Upon returning to his regular quarters, the battered Gideon must attend a formal reception that very night where he meets Delphine Dalgleish, the woman referred to as the idol of the island. He knows she is a colonial but she appears to be a pure product of Paris with her exquisite dress and empty expression. Half drawn and half repelled, Gideon enters into a debate of sorts with Delphine and realizes there is more to this angelic looking being than her appearance would indicate. When Gideon realizes only moments later that the lady’s cousin had betrayed him in his previous escape attempt, he steals Belfort’s yacht and successfully escapes.
When the British invade Ile de France, Delphine and her mother travel to Paris where Napoleon seeks a meeting with Delphine and convinces her to travel to England as a spy. Blinded to any cause other than the French, Delphine not only accepts Napoleon¹s assignments but also agrees to become romantically involved and even marry if she must to gain the information her dictator requires. Her blind devotion at times was worthy of respect and other times appeared as a major case of TSTL.
Not long after arriving in London, Delphine, as she feared, encounters Gideon at one of the many social affairs they attend. Believing Gideon is a double agent working for France, Delphine despises him for betraying his own country and can barely hide her contempt behind an icy politeness. Gideon’s view is quite different however – he is pleasantly surprised to see Delphine and somewhat disturbed at his growing fixation with her. Although Gideon is Britain’s top spy, he is a gentle hero who treats women with nothing but respect and is actually described on several occasions as having tears in his eyes. He has to be the most beta hero I have ever come across. Although assertive when required, he commands respect with his kindness and is a hero one could actually live with in real life.

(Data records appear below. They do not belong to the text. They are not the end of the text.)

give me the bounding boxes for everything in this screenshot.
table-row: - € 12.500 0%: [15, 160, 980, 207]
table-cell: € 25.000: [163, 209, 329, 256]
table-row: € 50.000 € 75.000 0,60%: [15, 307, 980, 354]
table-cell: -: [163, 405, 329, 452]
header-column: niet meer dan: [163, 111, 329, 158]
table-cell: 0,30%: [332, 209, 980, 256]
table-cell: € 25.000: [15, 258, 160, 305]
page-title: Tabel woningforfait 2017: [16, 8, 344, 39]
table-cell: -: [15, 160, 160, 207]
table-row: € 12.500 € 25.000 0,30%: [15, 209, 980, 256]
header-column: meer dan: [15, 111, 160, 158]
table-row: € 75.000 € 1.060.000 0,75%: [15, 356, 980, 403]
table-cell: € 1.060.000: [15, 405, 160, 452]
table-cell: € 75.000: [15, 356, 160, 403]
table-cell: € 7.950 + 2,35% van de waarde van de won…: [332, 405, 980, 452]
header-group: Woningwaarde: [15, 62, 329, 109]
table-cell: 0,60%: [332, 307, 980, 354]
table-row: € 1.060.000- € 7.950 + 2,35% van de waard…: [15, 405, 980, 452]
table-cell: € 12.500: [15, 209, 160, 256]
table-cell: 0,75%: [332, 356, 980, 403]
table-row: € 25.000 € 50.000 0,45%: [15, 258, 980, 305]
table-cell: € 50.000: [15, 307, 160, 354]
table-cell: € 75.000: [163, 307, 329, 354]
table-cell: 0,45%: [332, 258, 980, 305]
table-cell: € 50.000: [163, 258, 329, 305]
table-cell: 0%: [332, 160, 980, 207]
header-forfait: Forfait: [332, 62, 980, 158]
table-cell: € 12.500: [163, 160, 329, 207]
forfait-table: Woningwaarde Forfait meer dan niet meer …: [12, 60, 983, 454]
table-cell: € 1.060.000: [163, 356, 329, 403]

At first I thought The Code of Love was slow reading because of its many references to French mannerisms, customs, and usage of the language but decided after a while that the book was slow-moving – period. I can’t classify it as boring since it is an all-encompassing story about an aspect of the French/English conflict not often seen in romance and one where you don’t find many HEAs either. Its sluggishness may have been due in part to the fact that the leads spend little time together with long separations a common event.
Gideon and Delphine’s story is heartrending at times and filled with perilous action segments that are convincing rather than contrived. Delphine’s mission and French ties serve the book well and it is her actions that move the book forward. I don’t claim to be an expert on the inner workings of France in the early 1800s but it certainly appears to be historically accurate.
Although the romance is not front and central, it remains a moving one nonetheless. Gideon’s protection of Delphine, despite her traitorous actions, is both touching and inspirational. Despite my appreciation for the historical backdrop, the fact remains that this may have received DIK status if there had been less history and more of Gideon and Delphine as a couple.